I wanted to write this post, though, to plant a flag in the ground. dbt today is used by 250 companies to transform raw data in their data warehouses. But most downstream users of this data don’t have any access to the knowledge of the workings of this data transformation process. dbt is opaque to them. To say that another way:

To date, dbt has been contributing to the knowledge scaling problem I’ve described above.

With dbt 0.11.0, we’re saying that this is a problem — dbt needs to promote, not hinder, knowledge dissemination. Transforming raw data into useful information is a part of that process, but it’s not sufficient on its own. dbt Docs explicitly promotes transparency throughout the entire DAG, helping data engineers and analysts expose the provenance of data to others on their team and throughout the broader organization.

With Docs, users can understand where your data comes from.

dbt Docs UI

Just the Beginning

We have big goals for dbt Docs, many of them shaped by the smart folks at Airbnb, Linkedin, and Uber who have trodden this path before us. The version we’ve released today is a huge step forwards, but it’s just the beginning. As more users get their hands on Docs we’ll be learning and evolving with you, so please—the more feedback the better.

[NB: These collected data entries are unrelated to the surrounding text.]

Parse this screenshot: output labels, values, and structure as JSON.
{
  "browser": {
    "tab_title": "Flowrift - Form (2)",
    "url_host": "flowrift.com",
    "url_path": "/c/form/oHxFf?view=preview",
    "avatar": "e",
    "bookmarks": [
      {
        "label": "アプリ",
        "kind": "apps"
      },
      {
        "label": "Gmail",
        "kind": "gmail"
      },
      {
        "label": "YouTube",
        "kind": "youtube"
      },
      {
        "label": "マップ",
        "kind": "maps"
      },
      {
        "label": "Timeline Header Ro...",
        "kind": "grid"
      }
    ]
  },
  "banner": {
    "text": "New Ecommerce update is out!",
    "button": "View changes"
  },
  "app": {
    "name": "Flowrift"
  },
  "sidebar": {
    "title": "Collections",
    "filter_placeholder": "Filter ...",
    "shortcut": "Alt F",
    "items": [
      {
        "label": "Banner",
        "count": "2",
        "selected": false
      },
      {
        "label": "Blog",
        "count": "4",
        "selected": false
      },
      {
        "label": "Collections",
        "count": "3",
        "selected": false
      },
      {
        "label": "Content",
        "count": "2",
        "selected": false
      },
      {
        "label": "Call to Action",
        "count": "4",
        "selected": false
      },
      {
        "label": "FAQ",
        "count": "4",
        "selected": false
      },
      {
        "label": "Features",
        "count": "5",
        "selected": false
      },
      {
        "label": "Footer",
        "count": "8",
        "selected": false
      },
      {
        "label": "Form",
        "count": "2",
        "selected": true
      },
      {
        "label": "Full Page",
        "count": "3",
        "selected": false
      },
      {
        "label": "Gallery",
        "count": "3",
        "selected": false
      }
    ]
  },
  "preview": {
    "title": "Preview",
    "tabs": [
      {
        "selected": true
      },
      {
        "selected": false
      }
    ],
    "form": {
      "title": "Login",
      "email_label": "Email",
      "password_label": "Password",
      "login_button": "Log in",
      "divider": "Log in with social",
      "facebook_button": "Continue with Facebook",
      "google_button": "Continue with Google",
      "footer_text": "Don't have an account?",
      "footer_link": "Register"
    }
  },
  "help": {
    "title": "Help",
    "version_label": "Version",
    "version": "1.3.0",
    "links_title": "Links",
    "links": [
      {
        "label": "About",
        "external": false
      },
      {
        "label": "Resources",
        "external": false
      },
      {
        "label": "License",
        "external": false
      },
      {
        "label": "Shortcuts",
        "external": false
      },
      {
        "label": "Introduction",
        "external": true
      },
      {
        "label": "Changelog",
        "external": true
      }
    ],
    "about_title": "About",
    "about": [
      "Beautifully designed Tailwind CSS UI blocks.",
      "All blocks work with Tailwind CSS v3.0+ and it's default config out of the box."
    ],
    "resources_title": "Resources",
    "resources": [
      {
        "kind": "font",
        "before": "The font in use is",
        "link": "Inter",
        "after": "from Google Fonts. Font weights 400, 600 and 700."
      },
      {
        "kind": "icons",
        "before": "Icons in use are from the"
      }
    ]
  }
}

One final note, because I know you’ll ask: we’ve released Docs under the Apache 2.0 license, making all of its code fully open source. This is a big deal to us. There are a lot of proprietary tools out there that purport to be your “single source of truth.” Well — I don’t want anyone else to own my truth. If your pricing strategy impacts my ability to know basic factual knowledge about my business, that’s a risk I’m just not OK with.

You already invest tens of thousands of person-hours every year maintaining this knowledge base; it should live within software that you control.

Thanks for reading. I’ll see you in Slack.